In Irvington…Revisiting a Comprehensive Plan

Irvington’s Comprehensive Plan (CP), which guides development through zoning, is not that old. In fact, in 2003 the Village passed its most recent Comprehensive Plan which set forth the type of results residents wanted to see regarding development or lack thereof. The CP is simply the vision of how the Village wants to be developed. The Mayor and Board of Trustees realize there have been changes over the span of fourteen years and want to update it.

It will not be dismantled and rebuilt, rather, revisited and updated in certain areas.

Five different areas will be looked at within the Village by the CP Committee, which will be headed by the five members of the Board of Trustees and the chairs of the Planning Board, Architectural Review Board and the Zoning Board. These 8 people will be responsible for overseeing the update of the Plan. They will also form working groups of residents and focus on five main areas within the CP. These working groups will be of a very limited duration, and if the Village is able to form them by late February, they will meet amongst themselves, with additional help, and get their work done within approximately six weeks. This is not something that will go on for a year or so with different studies, etc. It will be of relatively short duration with definitive findings. At least one member of the CP Committee will be involved with each working group. Some groups may have two Committee members to assist them.

Following are the five areas that the Committee is looking at.  The first is the Village’s Downtown Area involving the business district and the lower portion of Main Street. There will also be a Code Modernization group looking at possible environmental updates within the Village’s code, multi-family housing updates and finally what is referred to as 21st Century updates like Airbnb and Uber – in essence, issues that Irvington’s code does not currently include. The third area is the Historic Irvington group, focusing on how the historic character of the Village is represented in the code. The Broadway Corridor is the fourth area, and they will look specifically at the main thoroughfare connecting one Rivertown to the next – what Irvington wants it to look like or not look like.
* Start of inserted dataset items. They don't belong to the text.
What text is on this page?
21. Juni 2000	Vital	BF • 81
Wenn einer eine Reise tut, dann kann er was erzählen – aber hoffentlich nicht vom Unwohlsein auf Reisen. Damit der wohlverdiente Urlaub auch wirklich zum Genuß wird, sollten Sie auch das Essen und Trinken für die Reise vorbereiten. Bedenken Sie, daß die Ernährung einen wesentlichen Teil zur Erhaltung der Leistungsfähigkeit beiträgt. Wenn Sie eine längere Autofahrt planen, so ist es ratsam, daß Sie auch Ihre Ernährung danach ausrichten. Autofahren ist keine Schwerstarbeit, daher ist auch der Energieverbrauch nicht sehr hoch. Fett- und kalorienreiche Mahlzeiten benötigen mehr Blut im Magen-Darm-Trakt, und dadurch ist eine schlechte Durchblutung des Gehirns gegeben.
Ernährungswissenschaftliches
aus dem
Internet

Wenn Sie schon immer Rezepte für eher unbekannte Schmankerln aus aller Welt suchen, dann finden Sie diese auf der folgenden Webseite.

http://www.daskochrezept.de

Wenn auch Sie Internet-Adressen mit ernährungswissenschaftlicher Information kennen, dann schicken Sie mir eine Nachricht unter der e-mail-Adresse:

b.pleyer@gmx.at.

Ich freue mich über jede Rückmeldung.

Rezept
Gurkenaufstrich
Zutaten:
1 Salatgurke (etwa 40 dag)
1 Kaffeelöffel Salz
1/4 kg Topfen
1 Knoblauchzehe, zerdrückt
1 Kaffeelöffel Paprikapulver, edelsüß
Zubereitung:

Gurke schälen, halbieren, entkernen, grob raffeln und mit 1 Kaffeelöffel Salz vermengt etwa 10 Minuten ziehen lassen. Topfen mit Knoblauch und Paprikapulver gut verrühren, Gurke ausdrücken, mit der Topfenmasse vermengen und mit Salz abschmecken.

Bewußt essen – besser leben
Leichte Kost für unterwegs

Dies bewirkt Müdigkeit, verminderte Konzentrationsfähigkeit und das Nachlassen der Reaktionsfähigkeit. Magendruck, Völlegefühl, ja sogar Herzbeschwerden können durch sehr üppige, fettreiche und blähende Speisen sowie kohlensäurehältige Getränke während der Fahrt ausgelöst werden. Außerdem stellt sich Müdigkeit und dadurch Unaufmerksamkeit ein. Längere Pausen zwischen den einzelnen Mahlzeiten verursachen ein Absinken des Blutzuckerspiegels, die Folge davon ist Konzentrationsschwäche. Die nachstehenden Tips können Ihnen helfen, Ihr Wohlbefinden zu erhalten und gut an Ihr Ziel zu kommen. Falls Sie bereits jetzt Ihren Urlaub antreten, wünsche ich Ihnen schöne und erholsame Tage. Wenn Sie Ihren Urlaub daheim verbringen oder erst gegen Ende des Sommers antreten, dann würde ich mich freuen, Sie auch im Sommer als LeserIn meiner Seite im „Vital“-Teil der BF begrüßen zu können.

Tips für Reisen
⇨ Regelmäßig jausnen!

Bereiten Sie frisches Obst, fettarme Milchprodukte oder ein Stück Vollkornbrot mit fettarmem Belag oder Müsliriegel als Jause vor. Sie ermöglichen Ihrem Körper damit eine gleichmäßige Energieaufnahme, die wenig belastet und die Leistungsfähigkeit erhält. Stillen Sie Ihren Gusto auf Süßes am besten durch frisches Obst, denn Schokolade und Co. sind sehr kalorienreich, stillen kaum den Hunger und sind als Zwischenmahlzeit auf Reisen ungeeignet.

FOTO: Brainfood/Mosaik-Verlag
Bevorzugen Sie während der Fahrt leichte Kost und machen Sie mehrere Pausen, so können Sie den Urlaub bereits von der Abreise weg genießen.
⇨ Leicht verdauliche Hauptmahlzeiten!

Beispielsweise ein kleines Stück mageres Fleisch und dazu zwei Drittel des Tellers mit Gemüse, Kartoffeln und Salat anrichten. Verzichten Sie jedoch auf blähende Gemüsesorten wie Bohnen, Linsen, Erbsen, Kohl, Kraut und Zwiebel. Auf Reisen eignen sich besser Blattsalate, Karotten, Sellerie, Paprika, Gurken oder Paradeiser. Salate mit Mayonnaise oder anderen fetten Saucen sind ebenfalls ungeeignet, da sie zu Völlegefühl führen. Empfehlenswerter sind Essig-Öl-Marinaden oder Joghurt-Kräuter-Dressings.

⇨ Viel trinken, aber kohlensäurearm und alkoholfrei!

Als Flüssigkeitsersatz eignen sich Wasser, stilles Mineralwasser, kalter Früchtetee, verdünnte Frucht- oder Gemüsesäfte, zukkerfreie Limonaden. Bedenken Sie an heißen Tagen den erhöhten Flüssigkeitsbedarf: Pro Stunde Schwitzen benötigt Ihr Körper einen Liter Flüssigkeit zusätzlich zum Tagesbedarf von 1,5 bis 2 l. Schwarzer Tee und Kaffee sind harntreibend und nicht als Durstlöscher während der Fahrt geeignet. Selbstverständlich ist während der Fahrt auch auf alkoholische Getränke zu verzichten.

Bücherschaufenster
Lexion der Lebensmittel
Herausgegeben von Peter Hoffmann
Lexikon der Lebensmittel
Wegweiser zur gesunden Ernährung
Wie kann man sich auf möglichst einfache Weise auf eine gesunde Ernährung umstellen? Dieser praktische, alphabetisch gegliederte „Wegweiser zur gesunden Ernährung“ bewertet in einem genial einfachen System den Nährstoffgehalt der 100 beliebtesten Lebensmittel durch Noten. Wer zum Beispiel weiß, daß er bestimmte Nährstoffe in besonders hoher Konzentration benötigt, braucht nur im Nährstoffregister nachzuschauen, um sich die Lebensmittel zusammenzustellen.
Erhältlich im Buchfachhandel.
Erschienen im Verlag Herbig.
Completely new streets fall into this category, and that means that with the creation of any new street pedestrians must have sidewalks, bicycles have paths and automobiles have roads. The last area is the Sustainability working group which will look into the use of alternative energy like solar and geothermal. Resiliency planning is also incorporated, which makes sure buildings and facilities are resilient in response to ongoing issues with climate change such as increased severity of storms and coastal flooding.

The rough timeline for the first public meeting is February 16. At that time the project will be outlined, and the Village hopes to invite people whom they think would interested in working with a group. Others may simply show up at the meeting, since the Village does intend to publicize it. By mid-April, whatever the groups’ findings are will be presented to the CP Committee members who will start to prioritize them. In mid-June a second public meeting will be held for feedback from the community, and updates will start to be drafted for the CP. It is anticipated that the process will carry over into the Fall as potential changes are narrowed down and required steps under New York State law are met.

The idea that the Comprehensive Plan update could be adopted by the end of November is certainly within reach, with the real work taking place by officials and residents over the next several months.